From 2, we can conclude that there's a cause of bottle variation from otherwise identical sources. This either has to come from variation in pre-bottling vessels and/or bottling chemistry -- multiple bottling runs with poor oxygen control, perhaps, or separate lots from separate barrels -- or the closure. Since many of the affected wines that we're talking about are very small-production wines, and thus likely to be bottled all at once or nearly so, the closure seems a far more obvious culprit. Especially since we know that, aside from TCA, the chief (one is tempted to say the only) cause of bottle variation in cork-finished wines is variable oxygen transmission by corks. Since we're looking for a cause of oxidation, there would have to be pretty good counter-evidence for me to think that the corks are
not involved somehow.
But we also know, at least from what I've read and heard so far, that the same corks are being used by some affected
and some unaffected producers. Which means that we cannot conclude that corks are the sole culprit. Now, maybe this information is incorrect and it will turn out that all the affected producers are using a different kind or preparation of cork than their unaffected neighbors, and if so that would be very, very compelling.
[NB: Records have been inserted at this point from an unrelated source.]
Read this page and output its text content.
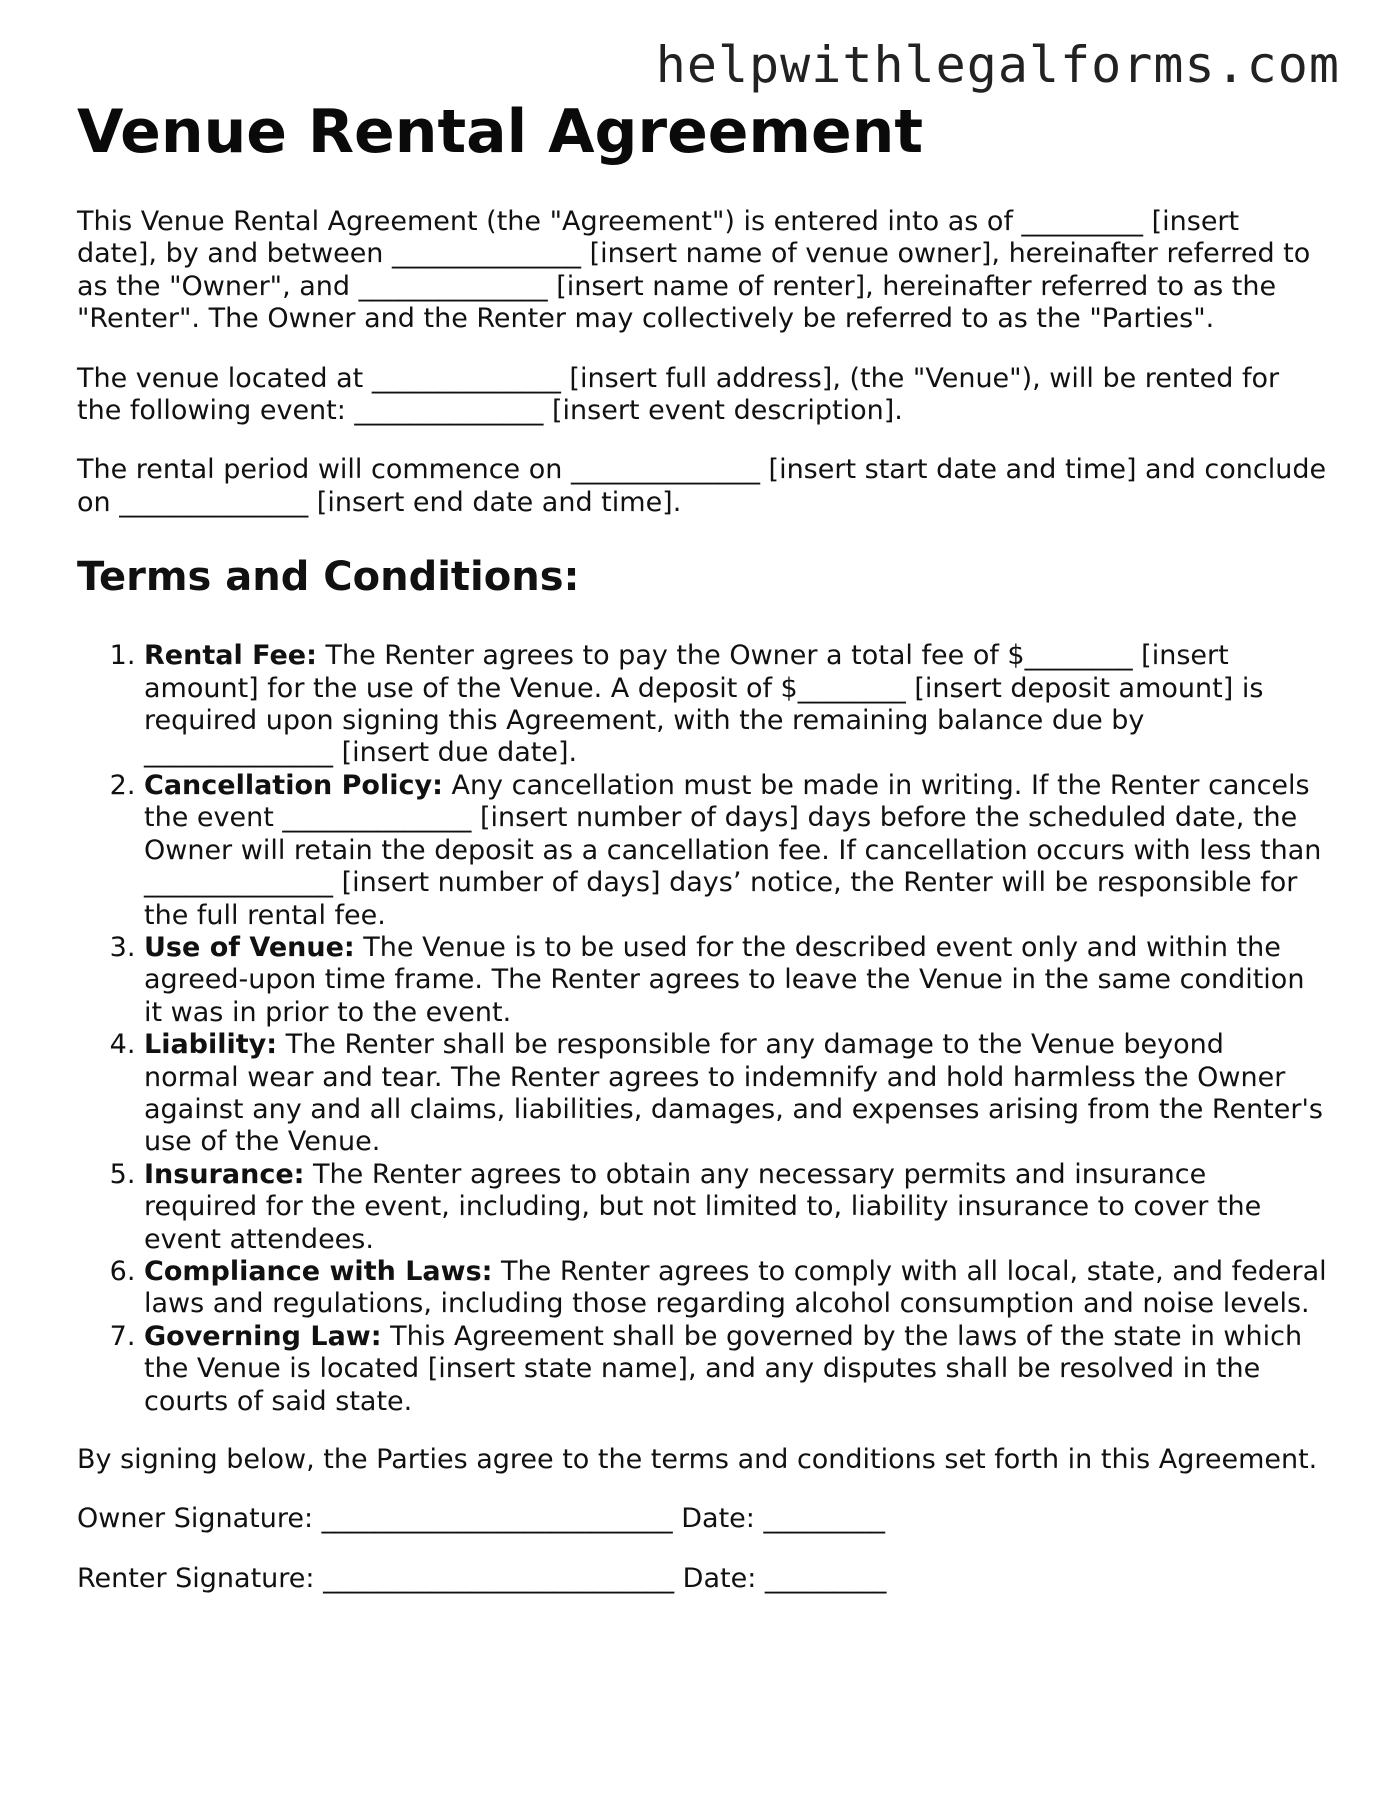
helpwithlegalforms.com
Venue Rental Agreement

This Venue Rental Agreement (the "Agreement") is entered into as of _________ [insert date], by and between ______________ [insert name of venue owner], hereinafter referred to as the "Owner", and ______________ [insert name of renter], hereinafter referred to as the "Renter". The Owner and the Renter may collectively be referred to as the "Parties".

The venue located at ______________ [insert full address], (the "Venue"), will be rented for the following event: ______________ [insert event description].

The rental period will commence on ______________ [insert start date and time] and conclude on ______________ [insert end date and time].

Terms and Conditions:
1. Rental Fee: The Renter agrees to pay the Owner a total fee of $________ [insert amount] for the use of the Venue. A deposit of $________ [insert deposit amount] is required upon signing this Agreement, with the remaining balance due by ______________ [insert due date].
2. Cancellation Policy: Any cancellation must be made in writing. If the Renter cancels the event ______________ [insert number of days] days before the scheduled date, the Owner will retain the deposit as a cancellation fee. If cancellation occurs with less than ______________ [insert number of days] days’ notice, the Renter will be responsible for the full rental fee.
3. Use of Venue: The Venue is to be used for the described event only and within the agreed-upon time frame. The Renter agrees to leave the Venue in the same condition it was in prior to the event.
4. Liability: The Renter shall be responsible for any damage to the Venue beyond normal wear and tear. The Renter agrees to indemnify and hold harmless the Owner against any and all claims, liabilities, damages, and expenses arising from the Renter's use of the Venue.
5. Insurance: The Renter agrees to obtain any necessary permits and insurance required for the event, including, but not limited to, liability insurance to cover the event attendees.
6. Compliance with Laws: The Renter agrees to comply with all local, state, and federal laws and regulations, including those regarding alcohol consumption and noise levels.
7. Governing Law: This Agreement shall be governed by the laws of the state in which the Venue is located [insert state name], and any disputes shall be resolved in the courts of said state.

By signing below, the Parties agree to the terms and conditions set forth in this Agreement.

Owner Signature: __________________________ Date: _________

Renter Signature: __________________________ Date: _________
But if most everyone's using the same cork (type and treatment) whether or not they're afflicted with premox, we can conclude that while cork must contribute to the problem, it is not a lone actor. It must be working in concert with something else. And this is why I find Ronold's argument lacking, because it doesn't fit all the available evidence, only some of it. All the elements he lists as
the causes might be, and quite possibly are,
probable causes. But he dismisses at least one that
has to be a contributing cause (cork), and thus attributes undue surety to the others he lists.
Fact 3 would seem to add weight to the cork-as-cause theory, because I keep reading that there was a change in the cork coating from some producers in the mid-90s, but from what I've been able to gather there is not one-to-one correspondence between producers who used the newly-treated cork and producers who have experienced problems with premox. If this is true, than based on the three available facts, the cork must contribute, and it must contribute in a non-uniform way, but unless we can isolate it as a variable -- that is, it was the
only change an affected winery made between a clean vintage and a problem vintage -- we still have to look elsewhere. I believe that this sort of isolation has already been dismissed in most cases, but I must add the caveat that maybe there are new data or test results of which I'm not aware. They would be interesting to read, if so.
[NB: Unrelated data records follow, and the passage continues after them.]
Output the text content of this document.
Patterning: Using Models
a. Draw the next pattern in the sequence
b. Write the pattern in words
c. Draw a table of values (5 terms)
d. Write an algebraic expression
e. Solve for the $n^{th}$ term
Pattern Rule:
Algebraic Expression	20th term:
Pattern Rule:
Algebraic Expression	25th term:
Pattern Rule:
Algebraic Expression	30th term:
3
So to solve the problem, we need:
A) Data on the processes and closures used at as many wineries, affected and un-affected, as possible. The answer is likely to lie somewhere within the correlations.
B) Data on what changed in whatever vintage a given winery started exhibiting problems, which should be compared to the correlations concluded from A. This should add clarity to the picture.
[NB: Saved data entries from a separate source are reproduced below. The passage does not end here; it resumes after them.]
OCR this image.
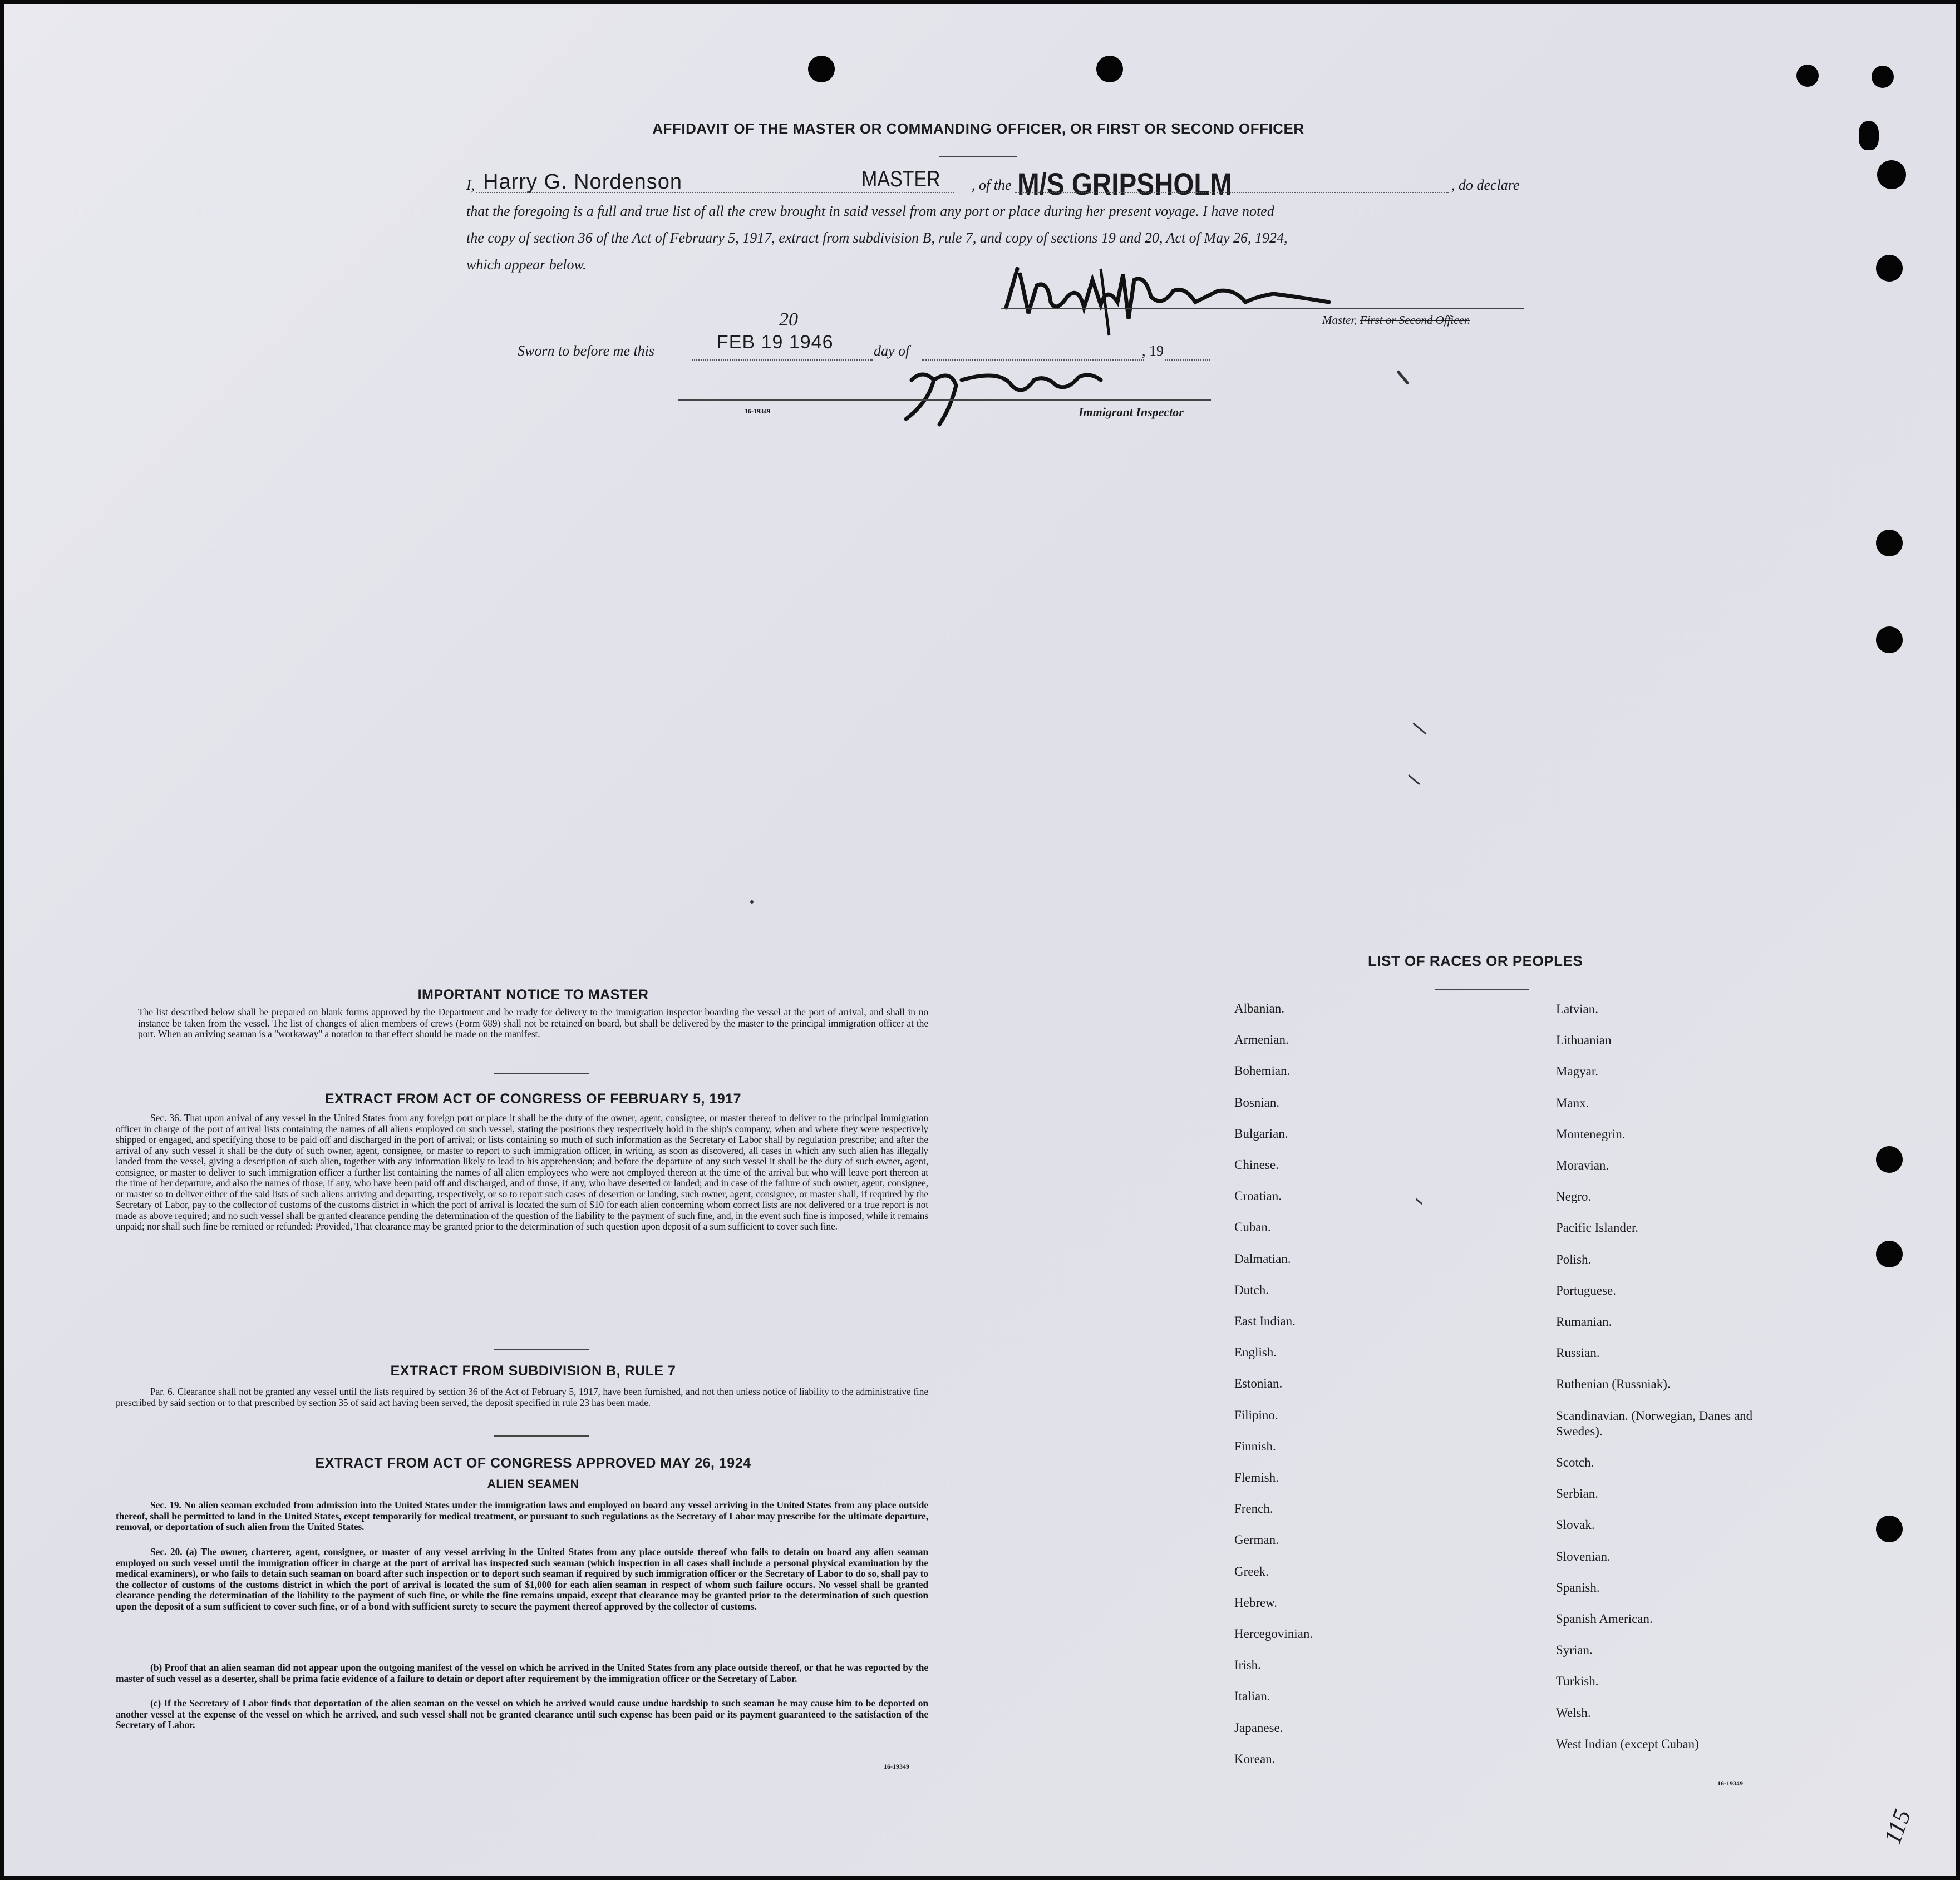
AFFIDAVIT OF THE MASTER OR COMMANDING OFFICER, OR FIRST OR SECOND OFFICER
I, Harry G. Nordenson	MASTER , of the M/S GRIPSHOLM	, do declare
that the foregoing is a full and true list of all the crew brought in said vessel from any port or place during her present voyage. I have noted
the copy of section 36 of the Act of February 5, 1917, extract from subdivision B, rule 7, and copy of sections 19 and 20, Act of May 26, 1924,
which appear below.
Master, First or Second Officer.
Sworn to before me this	FEB 19 1946
20
day of	, 19
16-19349	Immigrant Inspector
IMPORTANT NOTICE TO MASTER
The list described below shall be prepared on blank forms approved by the Department and be ready for delivery to the immigration inspector boarding the vessel at the port of arrival, and shall in no instance be taken from the vessel. The list of changes of alien members of crews (Form 689) shall not be retained on board, but shall be delivered by the master to the principal immigration officer at the port. When an arriving seaman is a "workaway" a notation to that effect should be made on the manifest.
EXTRACT FROM ACT OF CONGRESS OF FEBRUARY 5, 1917
Sec. 36. That upon arrival of any vessel in the United States from any foreign port or place it shall be the duty of the owner, agent, consignee, or master thereof to deliver to the principal immigration officer in charge of the port of arrival lists containing the names of all aliens employed on such vessel, stating the positions they respectively hold in the ship's company, when and where they were respectively shipped or engaged, and specifying those to be paid off and discharged in the port of arrival; or lists containing so much of such information as the Secretary of Labor shall by regulation prescribe; and after the arrival of any such vessel it shall be the duty of such owner, agent, consignee, or master to report to such immigration officer, in writing, as soon as discovered, all cases in which any such alien has illegally landed from the vessel, giving a description of such alien, together with any information likely to lead to his apprehension; and before the departure of any such vessel it shall be the duty of such owner, agent, consignee, or master to deliver to such immigration officer a further list containing the names of all alien employees who were not employed thereon at the time of the arrival but who will leave port thereon at the time of her departure, and also the names of those, if any, who have been paid off and discharged, and of those, if any, who have deserted or landed; and in case of the failure of such owner, agent, consignee, or master so to deliver either of the said lists of such aliens arriving and departing, respectively, or so to report such cases of desertion or landing, such owner, agent, consignee, or master shall, if required by the Secretary of Labor, pay to the collector of customs of the customs district in which the port of arrival is located the sum of $10 for each alien concerning whom correct lists are not delivered or a true report is not made as above required; and no such vessel shall be granted clearance pending the determination of the question of the liability to the payment of such fine, and, in the event such fine is imposed, while it remains unpaid; nor shall such fine be remitted or refunded: Provided, That clearance may be granted prior to the determination of such question upon deposit of a sum sufficient to cover such fine.
EXTRACT FROM SUBDIVISION B, RULE 7
Par. 6. Clearance shall not be granted any vessel until the lists required by section 36 of the Act of February 5, 1917, have been furnished, and not then unless notice of liability to the administrative fine prescribed by said section or to that prescribed by section 35 of said act having been served, the deposit specified in rule 23 has been made.
EXTRACT FROM ACT OF CONGRESS APPROVED MAY 26, 1924
ALIEN SEAMEN
Sec. 19. No alien seaman excluded from admission into the United States under the immigration laws and employed on board any vessel arriving in the United States from any place outside thereof, shall be permitted to land in the United States, except temporarily for medical treatment, or pursuant to such regulations as the Secretary of Labor may prescribe for the ultimate departure, removal, or deportation of such alien from the United States.
Sec. 20. (a) The owner, charterer, agent, consignee, or master of any vessel arriving in the United States from any place outside thereof who fails to detain on board any alien seaman employed on such vessel until the immigration officer in charge at the port of arrival has inspected such seaman (which inspection in all cases shall include a personal physical examination by the medical examiners), or who fails to detain such seaman on board after such inspection or to deport such seaman if required by such immigration officer or the Secretary of Labor to do so, shall pay to the collector of customs of the customs district in which the port of arrival is located the sum of $1,000 for each alien seaman in respect of whom such failure occurs. No vessel shall be granted clearance pending the determination of the liability to the payment of such fine, or while the fine remains unpaid, except that clearance may be granted prior to the determination of such question upon the deposit of a sum sufficient to cover such fine, or of a bond with sufficient surety to secure the payment thereof approved by the collector of customs.
(b) Proof that an alien seaman did not appear upon the outgoing manifest of the vessel on which he arrived in the United States from any place outside thereof, or that he was reported by the master of such vessel as a deserter, shall be prima facie evidence of a failure to detain or deport after requirement by the immigration officer or the Secretary of Labor.
(c) If the Secretary of Labor finds that deportation of the alien seaman on the vessel on which he arrived would cause undue hardship to such seaman he may cause him to be deported on another vessel at the expense of the vessel on which he arrived, and such vessel shall not be granted clearance until such expense has been paid or its payment guaranteed to the satisfaction of the Secretary of Labor.
16-19349
LIST OF RACES OR PEOPLES
16-19349
115
Albanian.
Armenian.
Bohemian.
Bosnian.
Bulgarian.
Chinese.
Croatian.
Cuban.
Dalmatian.
Dutch.
East Indian.
English.
Estonian.
Filipino.
Finnish.
Flemish.
French.
German.
Greek.
Hebrew.
Hercegovinian.
Irish.
Italian.
Japanese.
Korean.
Latvian.
Lithuanian
Magyar.
Manx.
Montenegrin.
Moravian.
Negro.
Pacific Islander.
Polish.
Portuguese.
Rumanian.
Russian.
Ruthenian (Russniak).
Scandinavian. (Norwegian, Danes and Swedes).
Scotch.
Serbian.
Slovak.
Slovenian.
Spanish.
Spanish American.
Syrian.
Turkish.
Welsh.
West Indian (except Cuban)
C) Hopefully, by then we have likely, or at least potential, culprits, and can address the problem either with new technology or a return to older technology. Then we wait and see if the solutions work. Failing that, we could throw a bunch of solutions at the wall and see what sticks, but that's obviously not an ideal solution. Of course, unless the problem has magically gone away in the intervening years, even when we do figure it out the likely cause(s) it's going to be many more years before we know if we've fixed them. Which is why you will not find me paying for white Burgundy.
Trimbach CFE 96 are curiously suspicios.
Not yet in my experience, but then I don't expect a '96 CFE to taste like much of anything at this stage. It would be a curious thing, though, because '96 was not a hot vintage, nor is Trimbach exactly afraid of sulfur, nor has (to my knowledge, which may be incomplete) their winemaking or bottling chemistry changed in any significant way. If a CFE were to start exhibiting problems based on the hot-vintage theory, it would almost certainly have to be the '97, wouldn't it?